I growled at him because I did, but it wasn’t like me to be selfish. Even if it was, there was the sticking point that had driven me away in the first place. “But you’re still married.”
“On a technicality. Things have changed.” I shook my head, not understanding and sick of hearing how things had ‘changed’ with no elaboration. “Let me explain...”
“Was it such a waste if it led you to me?”
>
Emmeline’s words echoed in my mind as I zipped up my suitcase. The night had been tough on us and we’d both spoken and acted out of hurt, but I knew that it was a point she could win on. I just hoped Daniel was taking care of her, which is why she hadn’t answered her phone.
She wouldn’t go back to her flat tonight. If I knew her friends, they’d be getting her drunk and watching movies all night. She’d be collapsing in a heap on their couch right around that time, passed out and dead to the world until the next afternoon.
There was no way I’d fit all my stuff in the car. It would take two trips at least to get it all moved to Emmeline’s flat, if she’d let me move in with her.
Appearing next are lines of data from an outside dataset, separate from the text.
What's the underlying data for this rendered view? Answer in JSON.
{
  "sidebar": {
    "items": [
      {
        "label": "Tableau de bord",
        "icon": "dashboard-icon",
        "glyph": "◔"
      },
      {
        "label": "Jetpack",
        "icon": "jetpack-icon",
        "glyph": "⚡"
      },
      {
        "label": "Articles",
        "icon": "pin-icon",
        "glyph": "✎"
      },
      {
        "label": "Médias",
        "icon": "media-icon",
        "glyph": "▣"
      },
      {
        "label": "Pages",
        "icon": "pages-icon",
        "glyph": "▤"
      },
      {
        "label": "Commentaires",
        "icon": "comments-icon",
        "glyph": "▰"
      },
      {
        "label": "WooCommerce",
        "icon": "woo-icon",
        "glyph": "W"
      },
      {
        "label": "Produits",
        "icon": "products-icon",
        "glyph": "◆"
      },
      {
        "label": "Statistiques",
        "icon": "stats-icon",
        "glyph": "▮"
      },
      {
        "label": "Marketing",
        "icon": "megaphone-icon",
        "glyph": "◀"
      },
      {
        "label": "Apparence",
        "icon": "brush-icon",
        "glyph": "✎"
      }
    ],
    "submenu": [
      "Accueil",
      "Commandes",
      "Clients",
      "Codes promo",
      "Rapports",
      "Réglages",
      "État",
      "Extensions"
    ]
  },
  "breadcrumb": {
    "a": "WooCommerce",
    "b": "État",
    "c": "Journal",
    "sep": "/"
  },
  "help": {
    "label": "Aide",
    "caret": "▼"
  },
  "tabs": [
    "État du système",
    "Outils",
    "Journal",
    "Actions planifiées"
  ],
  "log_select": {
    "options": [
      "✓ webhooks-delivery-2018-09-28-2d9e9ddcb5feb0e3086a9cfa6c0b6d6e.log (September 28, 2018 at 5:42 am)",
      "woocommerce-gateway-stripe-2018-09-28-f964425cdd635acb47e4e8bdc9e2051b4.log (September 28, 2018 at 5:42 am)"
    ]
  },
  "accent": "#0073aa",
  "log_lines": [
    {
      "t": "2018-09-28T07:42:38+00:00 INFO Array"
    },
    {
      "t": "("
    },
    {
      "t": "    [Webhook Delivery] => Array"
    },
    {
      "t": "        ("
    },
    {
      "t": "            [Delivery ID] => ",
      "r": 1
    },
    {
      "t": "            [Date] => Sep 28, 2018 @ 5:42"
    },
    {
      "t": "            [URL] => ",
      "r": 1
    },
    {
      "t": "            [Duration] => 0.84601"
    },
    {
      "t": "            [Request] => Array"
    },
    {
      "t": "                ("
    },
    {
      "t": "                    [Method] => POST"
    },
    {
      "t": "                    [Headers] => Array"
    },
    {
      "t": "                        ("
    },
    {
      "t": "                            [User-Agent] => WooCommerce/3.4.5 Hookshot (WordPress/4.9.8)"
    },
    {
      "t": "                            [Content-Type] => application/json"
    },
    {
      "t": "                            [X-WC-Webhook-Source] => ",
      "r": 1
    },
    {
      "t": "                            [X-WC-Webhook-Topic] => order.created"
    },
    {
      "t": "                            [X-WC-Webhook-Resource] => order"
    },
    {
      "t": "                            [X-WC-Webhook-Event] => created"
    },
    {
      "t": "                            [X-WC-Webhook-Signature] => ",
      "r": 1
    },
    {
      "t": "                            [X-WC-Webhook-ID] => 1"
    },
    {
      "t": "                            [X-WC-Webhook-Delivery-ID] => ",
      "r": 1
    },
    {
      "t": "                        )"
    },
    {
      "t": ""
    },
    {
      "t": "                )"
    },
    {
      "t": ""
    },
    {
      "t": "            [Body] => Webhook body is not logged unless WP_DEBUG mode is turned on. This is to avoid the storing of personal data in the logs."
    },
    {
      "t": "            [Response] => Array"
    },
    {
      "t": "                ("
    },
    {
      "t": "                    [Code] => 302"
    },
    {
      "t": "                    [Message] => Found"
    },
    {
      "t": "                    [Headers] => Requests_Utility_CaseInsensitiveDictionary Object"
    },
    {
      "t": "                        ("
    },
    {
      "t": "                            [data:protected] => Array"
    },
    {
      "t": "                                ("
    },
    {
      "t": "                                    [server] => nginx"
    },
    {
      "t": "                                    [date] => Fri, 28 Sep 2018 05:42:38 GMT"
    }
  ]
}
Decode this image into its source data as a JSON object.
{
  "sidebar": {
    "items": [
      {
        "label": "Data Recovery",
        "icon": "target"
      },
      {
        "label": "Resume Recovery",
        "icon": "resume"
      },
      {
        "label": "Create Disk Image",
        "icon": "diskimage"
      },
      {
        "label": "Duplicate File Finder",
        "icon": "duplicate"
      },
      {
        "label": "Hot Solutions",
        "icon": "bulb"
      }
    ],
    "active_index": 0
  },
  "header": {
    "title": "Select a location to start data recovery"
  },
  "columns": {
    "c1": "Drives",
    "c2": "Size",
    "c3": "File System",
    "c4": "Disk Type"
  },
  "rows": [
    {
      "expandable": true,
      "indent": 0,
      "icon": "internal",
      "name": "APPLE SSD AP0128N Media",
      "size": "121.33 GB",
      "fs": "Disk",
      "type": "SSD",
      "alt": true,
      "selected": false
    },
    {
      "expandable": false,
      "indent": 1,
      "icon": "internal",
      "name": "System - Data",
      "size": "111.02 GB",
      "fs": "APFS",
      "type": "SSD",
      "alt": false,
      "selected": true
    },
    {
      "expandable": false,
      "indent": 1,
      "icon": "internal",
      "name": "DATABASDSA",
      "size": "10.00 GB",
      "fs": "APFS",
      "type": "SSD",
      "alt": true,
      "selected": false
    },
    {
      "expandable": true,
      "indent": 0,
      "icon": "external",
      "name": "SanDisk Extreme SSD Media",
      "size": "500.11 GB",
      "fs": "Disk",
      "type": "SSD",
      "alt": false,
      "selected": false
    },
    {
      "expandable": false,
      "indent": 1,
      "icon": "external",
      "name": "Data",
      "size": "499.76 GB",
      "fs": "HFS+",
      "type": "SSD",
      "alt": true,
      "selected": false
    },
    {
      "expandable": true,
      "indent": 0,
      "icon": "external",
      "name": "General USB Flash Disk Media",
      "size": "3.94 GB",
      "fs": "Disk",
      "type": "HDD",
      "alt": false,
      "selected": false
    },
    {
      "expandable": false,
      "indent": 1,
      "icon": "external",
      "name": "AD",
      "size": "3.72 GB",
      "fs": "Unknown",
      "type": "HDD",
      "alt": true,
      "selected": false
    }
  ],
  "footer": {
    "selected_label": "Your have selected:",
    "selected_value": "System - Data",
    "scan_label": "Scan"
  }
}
I told myself that there was a damn good chance since I was taking the ultimate step for her.
I was leaving my wife.
It was too late to call and let Natasha know that I couldn’t carry on this way. As much as the woman owed me for the way she’d ruined my life, my love meant more than settling scores. It was a sacrifice I had to make for something I was lucky to be blessed with—something I imagined would bypass my life completely.
Exhausted, I collapsed into my bed for the last time, ready to face the tough day that lay ahead.
I had no idea.
The alarm woke me at eight, and I was alert and prepared the moment my eyes opened. All night, my dreams had been full of my beautiful girl and the way she rolled her eyes at me when she knew I was watching her. That’s all I’d done all night—just... watched.
After one last run of the house to make sure I had everything packed, I grabbed my phone and dialled Natasha’s number. My hands shook more with excitement than nerves.
“Hello?” Oh crap, Mona. Natasha’s tastes and habits always made me feel as common as muck, but her mother was the one who made me feel worthless and stupid.